若い人には耳新しい存在なのかもしれないが、アルピーヌといえば、1970年代にはラリーなどのモータースポーツでその名を轟かせた、フランスきっての名門スポーツカーブランドである。
なかでもスタープレーヤーとしての人気を誇ったのが、1963年に登場した「A110」。RR(リアエンジン・リアドライブ)というポルシェ911と同じ個性的な構造から、モーターファンたちの間ではしばしば仏独の好敵手と目され、注目を集めてきた。そんなアルピーヌが紆余曲折を経てついに蘇り、昨年から日本でもローンチされたのだ。
蘇ったモデルの名前は往年のスタープレーヤーと同じ「A110」であり、独立型の4灯式ヘッドランプをはじめとするデザインボキャブラリーもオリジナルを継承するが、その内容は大きく異なる。復刻したのはその名前とレガシーであり、中身は最新鋭のテクノロジーの粋を集めたものとなっている。
ライトウェイトスポーツの鑑
低く構えた流麗かつアグレッシブなスタイルは、まさにスポーツカーそのもの。構造は、かつてのRRからMR(ミドシップエンジン・リアドライブ)へと変更。1.8L直4ターボエンジンは、最高出力252psを叩き出す。全長4205×全幅1800×全高1250mm、車両重量1110kg(A110ピュア)、1130kg(A110リネージ)というライトウェイトスポーツの鑑というべきもので、年々車体サイズが大きくなっていく自動車業界にあって、清々しいほどの割り切りとして好印象を受ける。
人も荷物も載って、高速道路もオフロードも走れる――そんなコンセプトのSUVが全盛の昨今、運転して純粋に気持ちのいい車を、その輝かしい伝説に重ねて蘇らせてくれたことに、感謝の念すら覚えるほどだ。
乗員数は2名だから、これ1台では3人以上の家族旅行にも行けないし、サーフボードもBBQセットも載せられない。不便な点はいろいろあるが、それゆえの走りに対するピュアな情熱が、この車をあらゆるディテールから形づくる。リアに向けて深く絞り込まれたサイドラインと、尻下がりのショルダーライン。無駄な贅肉を微塵も感じさせない造形は、停まっていても疾走感を漂わせる。
レーシーな仕様が昂ぶらせる、質感の高いインテリア
中に目を向けると、フローティング式のセンターコンソールや、ダイヤ柄ステッチの入ったサベルト社製フルバケットシート、センターステッチの入ったフラットボトムステアリングなど、随所に盛り込まれたレーシーな仕様が走る前から心を昂ぶらせる。

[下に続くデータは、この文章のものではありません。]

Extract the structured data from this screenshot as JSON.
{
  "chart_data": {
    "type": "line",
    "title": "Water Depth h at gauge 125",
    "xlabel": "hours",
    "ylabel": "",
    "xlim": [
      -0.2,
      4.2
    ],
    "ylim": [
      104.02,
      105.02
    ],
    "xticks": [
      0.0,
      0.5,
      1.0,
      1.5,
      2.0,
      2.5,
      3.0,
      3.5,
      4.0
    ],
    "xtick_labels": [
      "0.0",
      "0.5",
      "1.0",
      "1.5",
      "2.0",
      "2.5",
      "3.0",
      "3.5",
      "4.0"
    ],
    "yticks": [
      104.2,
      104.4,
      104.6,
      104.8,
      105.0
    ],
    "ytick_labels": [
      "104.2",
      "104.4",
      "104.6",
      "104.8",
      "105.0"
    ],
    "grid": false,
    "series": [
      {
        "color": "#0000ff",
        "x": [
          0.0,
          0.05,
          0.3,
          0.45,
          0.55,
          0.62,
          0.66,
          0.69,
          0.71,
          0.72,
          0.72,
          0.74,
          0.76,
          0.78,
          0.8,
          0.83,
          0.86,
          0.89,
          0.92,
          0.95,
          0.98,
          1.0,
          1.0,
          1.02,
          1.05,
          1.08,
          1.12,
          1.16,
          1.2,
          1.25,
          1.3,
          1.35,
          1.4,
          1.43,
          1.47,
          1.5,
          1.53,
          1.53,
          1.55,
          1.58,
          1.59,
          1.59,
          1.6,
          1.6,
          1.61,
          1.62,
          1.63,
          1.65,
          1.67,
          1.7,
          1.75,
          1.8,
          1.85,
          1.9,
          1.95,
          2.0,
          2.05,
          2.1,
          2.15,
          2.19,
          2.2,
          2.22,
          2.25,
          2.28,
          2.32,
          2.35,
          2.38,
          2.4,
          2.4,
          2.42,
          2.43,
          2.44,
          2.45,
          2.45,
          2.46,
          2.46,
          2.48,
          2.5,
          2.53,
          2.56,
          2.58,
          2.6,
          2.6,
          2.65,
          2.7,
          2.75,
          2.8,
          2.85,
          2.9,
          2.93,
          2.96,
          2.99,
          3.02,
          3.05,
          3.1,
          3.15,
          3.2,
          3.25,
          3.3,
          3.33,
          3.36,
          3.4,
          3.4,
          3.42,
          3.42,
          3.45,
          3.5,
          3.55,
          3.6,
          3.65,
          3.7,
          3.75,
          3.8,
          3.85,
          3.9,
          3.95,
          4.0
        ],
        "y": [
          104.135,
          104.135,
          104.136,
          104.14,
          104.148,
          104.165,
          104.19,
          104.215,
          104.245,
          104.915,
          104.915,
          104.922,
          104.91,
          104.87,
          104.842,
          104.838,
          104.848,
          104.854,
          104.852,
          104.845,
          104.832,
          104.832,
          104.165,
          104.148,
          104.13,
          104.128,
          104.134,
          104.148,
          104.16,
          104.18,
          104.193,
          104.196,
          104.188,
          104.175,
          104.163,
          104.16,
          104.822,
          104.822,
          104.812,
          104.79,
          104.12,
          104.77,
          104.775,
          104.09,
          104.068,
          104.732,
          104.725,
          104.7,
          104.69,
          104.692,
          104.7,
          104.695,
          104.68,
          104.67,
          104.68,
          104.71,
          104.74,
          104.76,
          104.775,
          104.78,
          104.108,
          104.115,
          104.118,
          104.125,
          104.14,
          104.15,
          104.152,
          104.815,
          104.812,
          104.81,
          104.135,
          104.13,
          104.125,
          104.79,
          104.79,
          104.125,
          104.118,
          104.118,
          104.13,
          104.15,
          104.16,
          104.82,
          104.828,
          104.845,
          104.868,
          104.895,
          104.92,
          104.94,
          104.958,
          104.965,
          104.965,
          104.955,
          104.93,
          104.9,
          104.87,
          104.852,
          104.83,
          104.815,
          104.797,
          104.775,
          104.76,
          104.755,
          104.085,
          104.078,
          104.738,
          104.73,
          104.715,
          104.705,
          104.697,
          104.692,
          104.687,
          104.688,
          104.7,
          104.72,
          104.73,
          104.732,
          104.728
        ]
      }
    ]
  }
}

ドアの内張りに採用したトリコロールは、フレンチスポーツとしてのアイデンティティを誇らしげに主張する。
「A110」には、そのサイズゆえちょっとした工夫や手間は必ず必要になる。だが、それを面倒と思わせないだけの魅力がある。個性がある。ほかの何にも似ていない、唯我独尊の存在。「誰とも被らない自分」を目指す男には、これ以上の選択肢はないだろう。